Davis scored 16 points while launching a team-high 16 shots, adding a team-high 14 rebounds over 32:39. Davis produced 10 of his points after intermission, including six in the final quarter as he tried valiantly to keep Boston in the game.

Davis hit a 19-foot jumper with 3:09 to go to pull Boston within two, but that was the last field goal of the game for Boston. Davis missed both a layup in traffic and a mid-range jumper as part of those late-game offensive struggles, but he remains willing to take those big-moment shots (and showed a familiar fearlessness while firing away Monday). Rivers leaned on Davis in crunch time, even as Baby works his way back from a 10-day layoff.
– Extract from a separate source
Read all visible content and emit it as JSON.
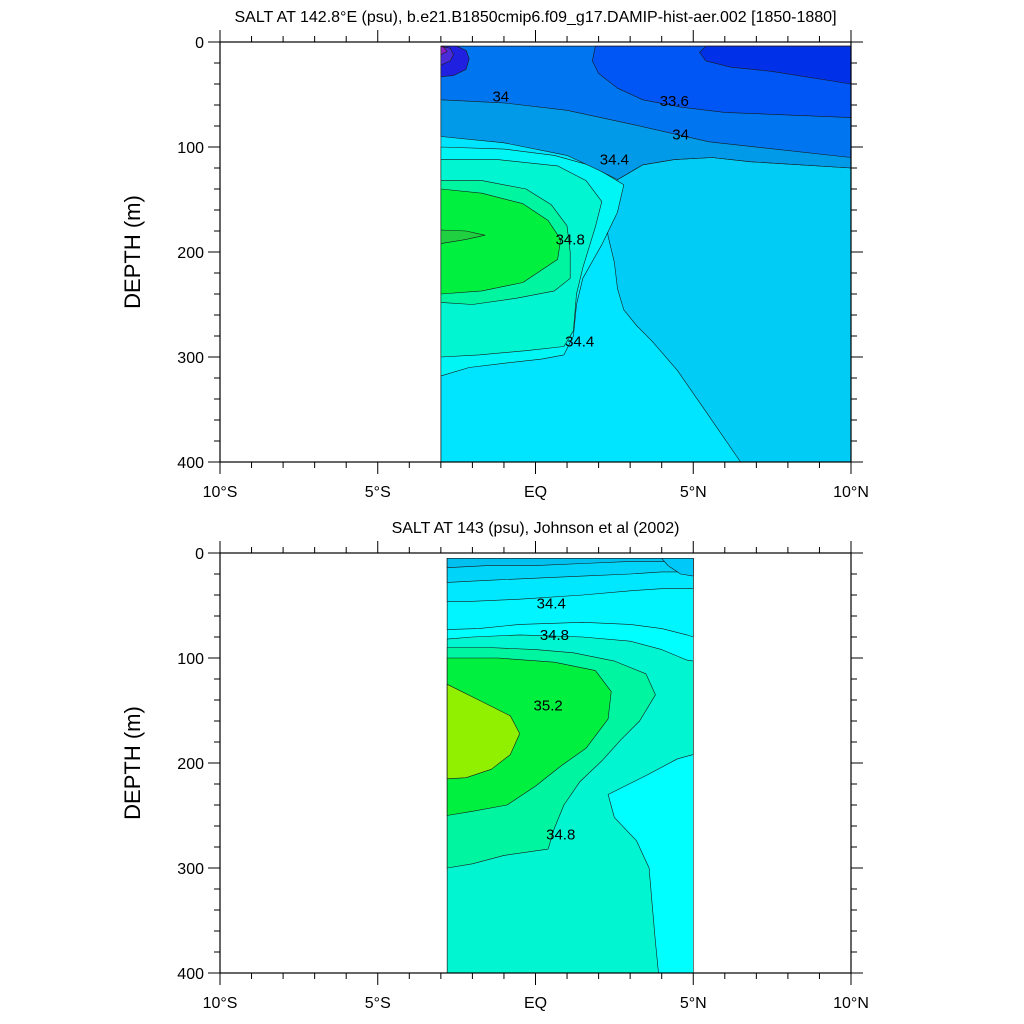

Playing against the team that relegated him to NBA purgatory, Troy Murphy chipped in five rebounds (three on the offensive glass) over nine scoreless minutes Monday. He did not attempt a shot.

Murphy appeared in 18 games (four starts) with New Jersey before spending nearly two months banished from the Nets' youth-focused rotation and finally getting his buyout following a deadline deal that shipped him to Golden State. Now, in Boston, he's got a chance to be a part of a playoff team for the first time in his career.

“Troy was put in a tough situation here,” Nets coach Avery Johnson said before Monday's game. “Things didn’t work out. But hey, what more can you ask for? You go from a situation where we’re not on that level yet and you go to the favorite to come out of the East. I think it’ll be great for him.”